Eat or be eaten, there is no other choice, no middle ground:
“We’ve sat idly by long enough and said, ‘Well religion and politics don’t mix.’ Don’t you believe it. If we don’t have moral people in government then the only other people that can be in government are immoral. That’s the only way it goes. Either you have moral people in there or you have immoral people.” - Pat Robertson
Now the point of this somewhat uneven stroll alongside Mullane in the clover of Buck's County is not to ridicule him, his views or the constituency he so triumphally addresses. Rather, it's that his is not so different from many other perspectives in responding to the returns of Election Day 2004 as a profound shuddering schism breaking through the mascara of USian society. Everyone on both sides of this election is seeing it as an historic articulation, the moment when we discovered we are two nations.
But is it? Or are we experiencing in a shock of deja-vu-itude the recognition that we have been living a Tall Tale for a very long time, a story made all the more bogus by the synthetic Dan Ratheriness of its mediation? We are a rather neurotic place, a bundle of contested values and mutually destructive energies. We have been for a very long time, since, say, 1860, or, 1800, or, 1774, or... You would think we'd have managed by now to acknowledge some of these differences openly, but no-o. We've opted for thinking we are all getting along, because the news is, you know, so boring, so rammed and jammed into tidy little bites of lede/inverted pyramid/cut to Kathy in the street buttonholing an alleged sample of the General Population/I make a dull grimace and now, this...

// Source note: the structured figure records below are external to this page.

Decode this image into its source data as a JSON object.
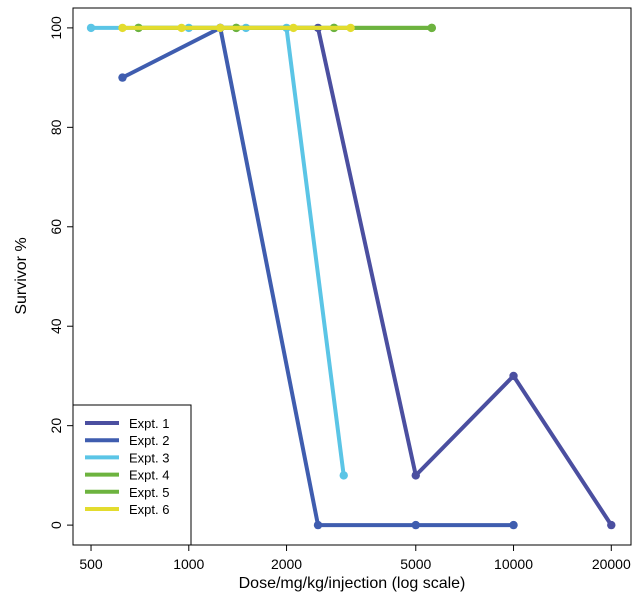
{
  "chart_data": {
    "type": "line",
    "title": "",
    "xlabel": "Dose/mg/kg/injection (log scale)",
    "ylabel": "Survivor %",
    "x_scale": "log",
    "xlim": [
      440,
      23000
    ],
    "ylim": [
      -4,
      104
    ],
    "x_ticks": [
      500,
      1000,
      2000,
      5000,
      10000,
      20000
    ],
    "x_tick_labels": [
      "500",
      "1000",
      "2000",
      "5000",
      "10000",
      "20000"
    ],
    "y_ticks": [
      0,
      20,
      40,
      60,
      80,
      100
    ],
    "y_tick_labels": [
      "0",
      "20",
      "40",
      "60",
      "80",
      "100"
    ],
    "grid": false,
    "legend_position": "bottom-left",
    "series": [
      {
        "name": "Expt. 1",
        "color": "#4B4FA0",
        "x": [
          1250,
          2500,
          5000,
          10000,
          20000
        ],
        "y": [
          100,
          100,
          10,
          30,
          0
        ]
      },
      {
        "name": "Expt. 2",
        "color": "#3F5DAF",
        "x": [
          625,
          1250,
          2500,
          5000,
          10000
        ],
        "y": [
          90,
          100,
          0,
          0,
          0
        ]
      },
      {
        "name": "Expt. 3",
        "color": "#5BC5E6",
        "x": [
          500,
          1000,
          1500,
          2000,
          3000
        ],
        "y": [
          100,
          100,
          100,
          100,
          10
        ]
      },
      {
        "name": "Expt. 4",
        "color": "#6DB33F",
        "x": [
          700,
          1400,
          2800,
          5600
        ],
        "y": [
          100,
          100,
          100,
          100
        ]
      },
      {
        "name": "Expt. 5",
        "color": "#6DB33F",
        "x": [
          700,
          1400,
          2800,
          5600
        ],
        "y": [
          100,
          100,
          100,
          100
        ]
      },
      {
        "name": "Expt. 6",
        "color": "#E3DC2E",
        "x": [
          625,
          950,
          1250,
          2100,
          3150
        ],
        "y": [
          100,
          100,
          100,
          100,
          100
        ]
      }
    ]
  }
}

when, "in fact," what's happening here is quite interesting, rife with tension, surfacing here much the way something surfaced on September 11, 2001 in lower Manhattan, and maybe in this case that's not such a bad thing, to cut the crap and begin to look around and see, perhaps not with the omnipotent visionary power of Mr. Mullane, but with something of the unsynthetic singularity of actual attention, who it might or might not just be whom we have been calling "we," and giving some thought to producing that pronoun less frequently in impolite political discourse.
Cause that's it: we've just been waaaaaaaay too polite. We need news anchors that will tear their shirts, spread dirt on their TV hair, cuss the cameramen, scratch their balls, smoke a joint or two, ogle the interns, and offer something like what it is, besides kissing the arse of power, that they have been up to, they, these individuals, in their encounters not with History, or if it has to be with History, then let it be History written and produced by Rabelais, Richard Pryor, and Lenny Bruce. Not History seeing its big bad self and putting on airs, but history writ small, crabbed, euphemism-free, tobacco-stained, bristling with nervous tics and bad skin.